The best-known Spanish jeans manufacturer will become Lebanese soon. The Lebanon fund M1 has won the bid for Pepe Jeans, beating the favorite of the auction, the private equity firm PAI Partners. The bid submitted by M1 has been unreachable for PAI, which has refused to reach the nearly €550 million offered by the Lebanon for the 60% of the capital offered for sale. PAI Partners was considered favorite since by its expertise seemed able to extract more synergies from the company owned by Torreal and Arta Capital, among others. In fact, PAI Partner is finalizing the creation of a €3 billion financial vehicle from where it was supposed to execute the acquisition. However, the commitment of the Lebanese company was very serious and at the end has bid more than anyone.
So Torreal and Arta will leave the capital, while L Capital (a fund created by LVMH and its chairman Bernard Arnault), will remain as shareholder with its 12% currently held. However, this percentage could vary depending on what managers –hold 30% of the capital- will do. CEO Carlos Ortega owns more than 20% of the shares and may sell to avoid potential complications, since it is speculated that M1 could take the business out of Spain or could even use company resources to clean up its loss French chain Faconnable. If managers get out of the capital L Capital could increase its participation in the future. L Capital is well-known in Spain because it was the owner of the Imaginarium stores.
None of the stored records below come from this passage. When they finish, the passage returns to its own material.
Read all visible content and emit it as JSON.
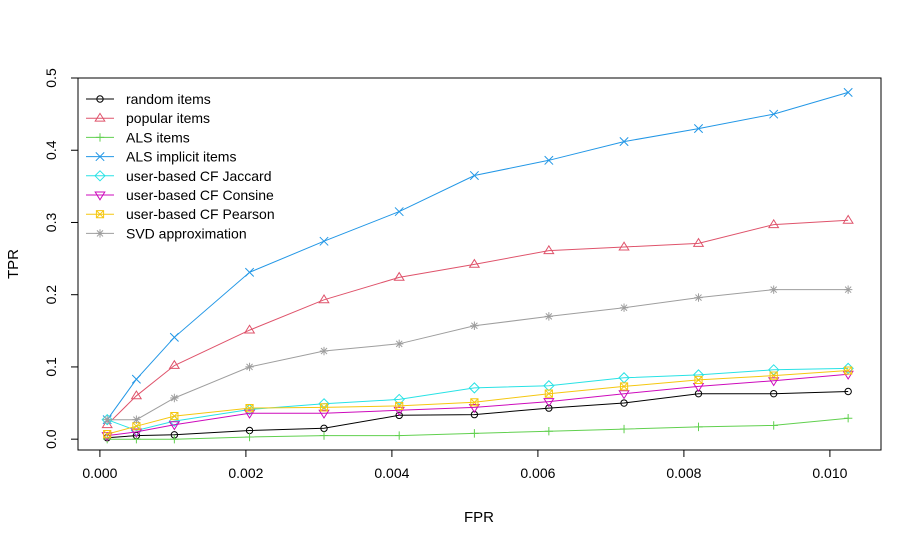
{
  "chart_data": {
    "type": "line",
    "title": "",
    "xlabel": "FPR",
    "ylabel": "TPR",
    "xlim": [
      -0.0003,
      0.0107
    ],
    "ylim": [
      -0.015,
      0.5
    ],
    "xticks": [
      0.0,
      0.002,
      0.004,
      0.006,
      0.008,
      0.01
    ],
    "xtick_labels": [
      "0.000",
      "0.002",
      "0.004",
      "0.006",
      "0.008",
      "0.010"
    ],
    "yticks": [
      0.0,
      0.1,
      0.2,
      0.3,
      0.4,
      0.5
    ],
    "ytick_labels": [
      "0.0",
      "0.1",
      "0.2",
      "0.3",
      "0.4",
      "0.5"
    ],
    "grid": false,
    "legend_position": "top-left",
    "x": [
      0.0001,
      0.0005,
      0.00102,
      0.00205,
      0.00307,
      0.0041,
      0.00513,
      0.00615,
      0.00718,
      0.0082,
      0.00923,
      0.01025
    ],
    "series": [
      {
        "name": "random items",
        "color": "#000000",
        "marker": "circle",
        "values": [
          0.002,
          0.005,
          0.006,
          0.012,
          0.015,
          0.033,
          0.034,
          0.043,
          0.05,
          0.063,
          0.063,
          0.066
        ]
      },
      {
        "name": "popular items",
        "color": "#DF536B",
        "marker": "triangle-up",
        "values": [
          0.02,
          0.06,
          0.102,
          0.151,
          0.193,
          0.224,
          0.242,
          0.261,
          0.266,
          0.271,
          0.297,
          0.303
        ]
      },
      {
        "name": "ALS items",
        "color": "#61D04F",
        "marker": "plus",
        "values": [
          0.0,
          0.0,
          0.0,
          0.003,
          0.005,
          0.005,
          0.008,
          0.011,
          0.014,
          0.017,
          0.019,
          0.029
        ]
      },
      {
        "name": "ALS implicit items",
        "color": "#2297E6",
        "marker": "cross",
        "values": [
          0.027,
          0.083,
          0.141,
          0.231,
          0.274,
          0.315,
          0.365,
          0.386,
          0.412,
          0.43,
          0.45,
          0.48
        ]
      },
      {
        "name": "user-based CF Jaccard",
        "color": "#28E2E5",
        "marker": "diamond",
        "values": [
          0.027,
          0.012,
          0.025,
          0.041,
          0.049,
          0.055,
          0.071,
          0.074,
          0.085,
          0.089,
          0.096,
          0.098
        ]
      },
      {
        "name": "user-based CF Consine",
        "color": "#CD0BBC",
        "marker": "triangle-down",
        "values": [
          0.005,
          0.01,
          0.02,
          0.036,
          0.036,
          0.04,
          0.044,
          0.052,
          0.063,
          0.073,
          0.081,
          0.09
        ]
      },
      {
        "name": "user-based CF Pearson",
        "color": "#F5C710",
        "marker": "square-x",
        "values": [
          0.007,
          0.018,
          0.032,
          0.043,
          0.044,
          0.046,
          0.051,
          0.063,
          0.073,
          0.082,
          0.088,
          0.095
        ]
      },
      {
        "name": "SVD approximation",
        "color": "#9E9E9E",
        "marker": "asterisk",
        "values": [
          0.027,
          0.027,
          0.057,
          0.1,
          0.122,
          0.132,
          0.157,
          0.17,
          0.182,
          0.196,
          0.207,
          0.207
        ]
      }
    ]
  }
}
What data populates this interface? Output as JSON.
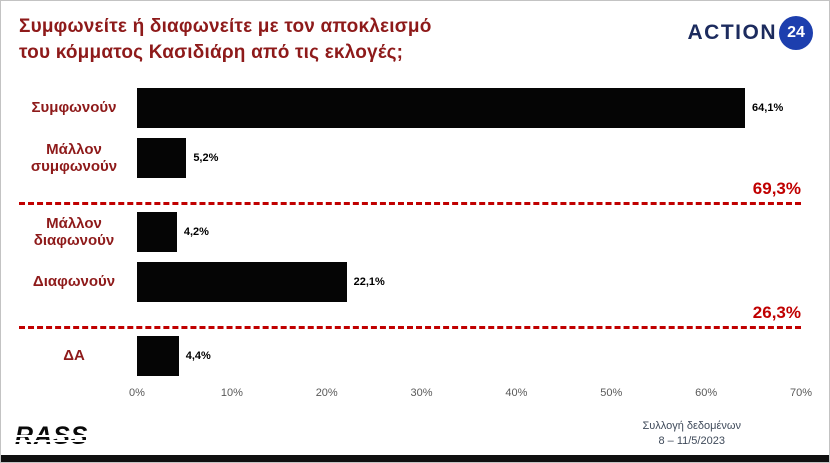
{
  "header": {
    "title_line1": "Συμφωνείτε ή διαφωνείτε με τον αποκλεισμό",
    "title_line2": "του κόμματος Κασιδιάρη από τις εκλογές;",
    "logo": {
      "brand": "ACTION",
      "number": "24"
    }
  },
  "chart_data": {
    "type": "bar",
    "orientation": "horizontal",
    "title": "Συμφωνείτε ή διαφωνείτε με τον αποκλεισμό του κόμματος Κασιδιάρη από τις εκλογές;",
    "categories": [
      "Συμφωνούν",
      "Μάλλον συμφωνούν",
      "Μάλλον διαφωνούν",
      "Διαφωνούν",
      "ΔΑ"
    ],
    "values": [
      64.1,
      5.2,
      4.2,
      22.1,
      4.4
    ],
    "value_labels": [
      "64,1%",
      "5,2%",
      "4,2%",
      "22,1%",
      "4,4%"
    ],
    "xlim": [
      0,
      70
    ],
    "x_ticks": [
      "0%",
      "10%",
      "20%",
      "30%",
      "40%",
      "50%",
      "60%",
      "70%"
    ],
    "group_totals": [
      {
        "label": "69,3%",
        "after_index": 1
      },
      {
        "label": "26,3%",
        "after_index": 3
      }
    ],
    "grid": false,
    "legend": false,
    "bar_color": "#050505",
    "category_color": "#8e1a1a",
    "total_color": "#c00000",
    "separator_style": "dashed-red"
  },
  "footer": {
    "logo": "RASS",
    "note_line1": "Συλλογή δεδομένων",
    "note_line2": "8 – 11/5/2023"
  }
}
Current owners are the winners of the operation. A few months ago, when they put Pepe Jeans on sale, few anticipated such a high valuation of the company, only understandable by the intense bidding process that have taken place both contenders. In fact, there have been several candidates who have withdrawn from the bidding for the prices, as Permira and KKR. Owners have tripled their investment in less than a decade: Torreal paid €50 million in 2005 by a 40% and Arta paid €85 million for less than 30% in 2011.
A growing company. Much of the valuation gain in this period is explained by the growth of the firm, owner of Hackett and Tommy Hilfiger brands, among others. In this decade it has multiplied its revenue by 4 times to exceed €500 million, even though the severe crisis in the sector in Spain in the last five years. And its Ebitda has grown by about 60%.
Since the company is owned by Torreal, its business model has been based on local and international growth that has clearly been a success. Pepe Jeans has faced the crisis well, overcoming the worst years of the crisis in Spain with good growth figures internationally. Actually, only 24% of the revenues come currently from Spain. It already has 6,000 sales points worldwide.
Disclosure: The author is not responsible for the views expressed in the article. The text has been written freely expressing ideas, without receiving any compensation. The author has no business relationship with any of the companies whose shares are listed in this article.